When an institution like the CRU is engaging in unscientific behavior like deleting data and refusing requests for information from skeptics for no reason beyond that they are skeptics - skeptics, people, are the fuckin' lynchpin of science, it doesn't work without people saying "Now wait a minute" - an institution which is supposed to be above such petty shit...

Well, what CAN you trust, anymore? You sure as fuck can't trust universities to keep bias out of their research. From the perspective of someone outside the domain of science, somebody who doesn't understand its mechanisms, this looks like a failure of, well, the domain of science.

Especially when science as an institution rushed to the defense of these assholes when they started claiming they were being assaulted by anti-scientific barbarians - and very, very critically, put forth the same defenses that it put forth when evolution was under attack.

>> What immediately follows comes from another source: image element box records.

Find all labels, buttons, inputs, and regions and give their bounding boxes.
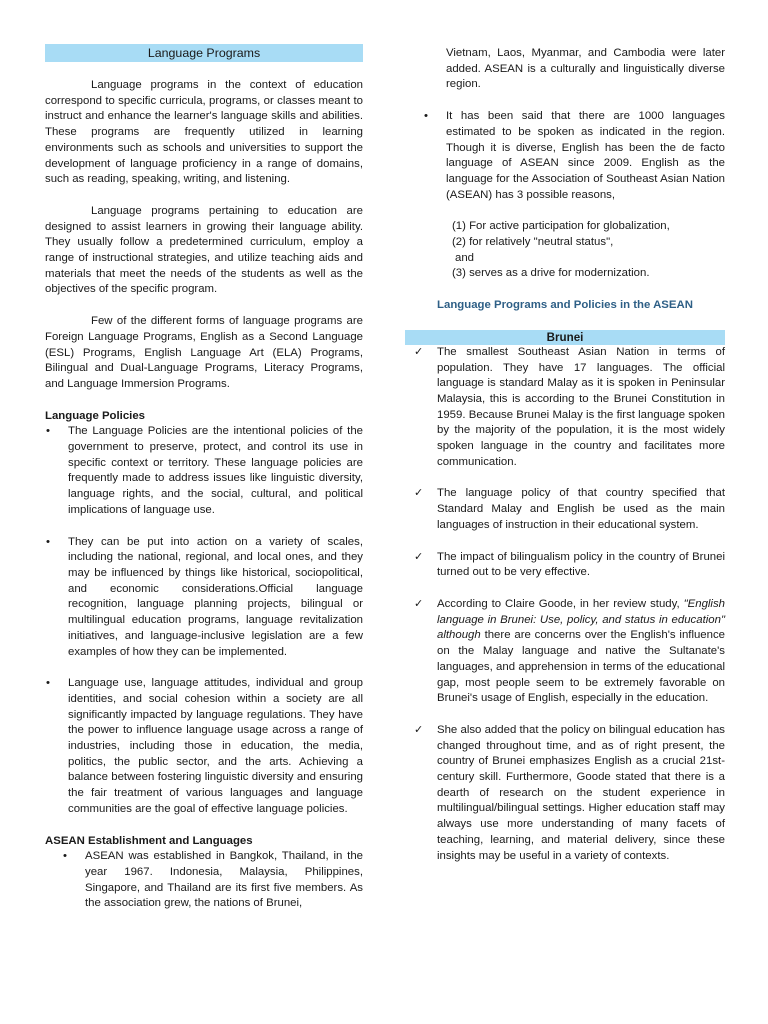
policies-list <box>45 424 363 817</box>
asean-list <box>45 849 363 912</box>
study-title: "English language in Brunei: Use, policy, and status in education" although <box>437 597 725 642</box>
asean-list-continued <box>405 109 725 203</box>
list-item: ✓ According to Claire Goode, in her review study, "English language in Brunei: Use, policy, and status in education" although there are concerns over the English's influence on the Malay language and native the Sultanate's languages, and apprehension in terms of the educational gap, most people seem to be extremely favorable on Brunei's usage of English, especially in the education. <box>414 597 726 705</box>
right-column <box>405 46 725 864</box>
list-item: (3) serves as a drive for modernization. <box>452 267 650 280</box>
checkmark-icon: ✓ <box>414 345 424 358</box>
list-item: • Language use, language attitudes, individual and group identities, and social cohesion within a society are all significantly impacted by language regulations. They have the power to influence language usage across a range of industries, including those in education, the media, politics, the public sector, and the arts. Achieving a balance between fostering linguistic diversity and ensuring the fair treatment of various languages and language communities are the goal of effective language policies. <box>46 677 363 815</box>
section-title-language-programs: Language Programs <box>45 44 363 62</box>
asean-bullet-continued: Vietnam, Laos, Myanmar, and Cambodia were later added. ASEAN is a culturally and linguistically diverse region. <box>446 47 725 91</box>
list-item: (2) for relatively "neutral status", <box>452 236 614 249</box>
checkmark-icon: ✓ <box>414 487 424 500</box>
list-item: ✓ The smallest Southeast Asian Nation in terms of population. They have 17 languages. The official language is standard Malay as it is spoken in Peninsular Malaysia, this is according to the Brunei Constitution in 1959. Because Brunei Malay is the first language spoken by the majority of the population, it is the most widely spoken language in the country and facilitates more communication. <box>414 345 725 468</box>
bullet-icon: • <box>46 677 50 690</box>
heading-language-policies: Language Policies <box>45 409 146 422</box>
checkmark-icon: ✓ <box>414 550 424 563</box>
paragraph-forms: Few of the different forms of language programs are Foreign Language Programs, English as a Second Language (ESL) Programs, English Language Art (ELA) Programs, Bilingual and Dual-Language Programs, Literacy Programs, and Language Immersion Programs. <box>45 315 363 390</box>
brunei-points <box>405 345 725 864</box>
asean-policies-title: Language Programs and Policies in the ASEAN <box>437 299 693 312</box>
heading-asean-establishment: ASEAN Establishment and Languages <box>45 834 253 847</box>
list-item: and <box>455 251 475 264</box>
checkmark-icon: ✓ <box>414 723 424 736</box>
reasons-list <box>405 219 725 282</box>
paragraph-education: Language programs pertaining to education are designed to assist learners in growing their language ability. They usually follow a predetermined curriculum, employ a range of instructional strategies, and utilize teaching aids and materials that meet the needs of the students as well as the objectives of the specific program. <box>45 204 363 296</box>
checkmark-icon: ✓ <box>414 597 424 610</box>
paragraph-intro: Language programs in the context of education correspond to specific curricula, programs, or classes meant to instruct and enhance the learner's language skills and abilities. These programs are frequently utilized in learning environments such as schools and universities to support the development of language proficiency in a range of domains, such as reading, speaking, writing, and listening. <box>45 79 363 186</box>
list-item: ✓ The language policy of that country specified that Standard Malay and English be used as the main languages of instruction in their educational system. <box>414 487 725 531</box>
list-item: • The Language Policies are the intentional policies of the government to preserve, protect, and control its use in specific context or territory. These language policies are frequently made to address issues like linguistic diversity, language rights, and the social, cultural, and political implications of language use. <box>46 425 363 516</box>
bullet-icon: • <box>424 110 428 123</box>
list-item: • They can be put into action on a variety of scales, including the national, regional, and local ones, and they may be influenced by things like historical, sociopolitical, and economic considerations.Official language recognition, language planning projects, bilingual or multilingual education programs, language revitalization initiatives, and language-inclusive legislation are a few examples of how they can be implemented. <box>46 535 363 658</box>
list-item: (1) For active participation for globalization, <box>452 220 670 233</box>
list-item: • ASEAN was established in Bangkok, Thailand, in the year 1967. Indonesia, Malaysia, Philippines, Singapore, and Thailand are its first five members. As the association grew, the nations of Brunei, <box>63 850 363 910</box>
list-item: ✓ She also added that the policy on bilingual education has changed throughout time, and as of right present, the country of Brunei emphasizes English as a crucial 21st-century skill. Furthermore, Goode stated that there is a dearth of research on the student experience in multilingual/bilingual settings. Higher education staff may always use more understanding of many facets of teaching, learning, and material delivery, since these insights may be useful in a variety of contexts. <box>414 723 725 862</box>
bullet-icon: • <box>63 850 67 863</box>
left-column <box>45 44 363 912</box>
list-item: ✓ The impact of bilingualism policy in the country of Brunei turned out to be very effective. <box>414 550 725 579</box>
list-item: • It has been said that there are 1000 languages estimated to be spoken as indicated in the region. Though it is diverse, English has been the de facto language of ASEAN since 2009. English as the language for the Association of Southeast Asian Nation (ASEAN) has 3 possible reasons, <box>424 110 725 201</box>
bullet-icon: • <box>46 425 50 438</box>
country-band-brunei: Brunei <box>405 330 725 345</box>
bullet-icon: • <box>46 535 50 548</box>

This is the risk of institutionalizing science, why I have slowly begun to divorce myself from popular science; it has ceased to be the hobby of eccentrics which allowed it to function, and has become an important institution which we cannot allow to run all willy-nilly. You can't regulate science. You can't say, no, this isn't science, we haven't approved of this.

Science is the act of testing shit. Full stop. That's it.

Why am I a climate skeptic? Because climate science doesn't test shit. It actively works to prevent its shit from being tested. That's all I need.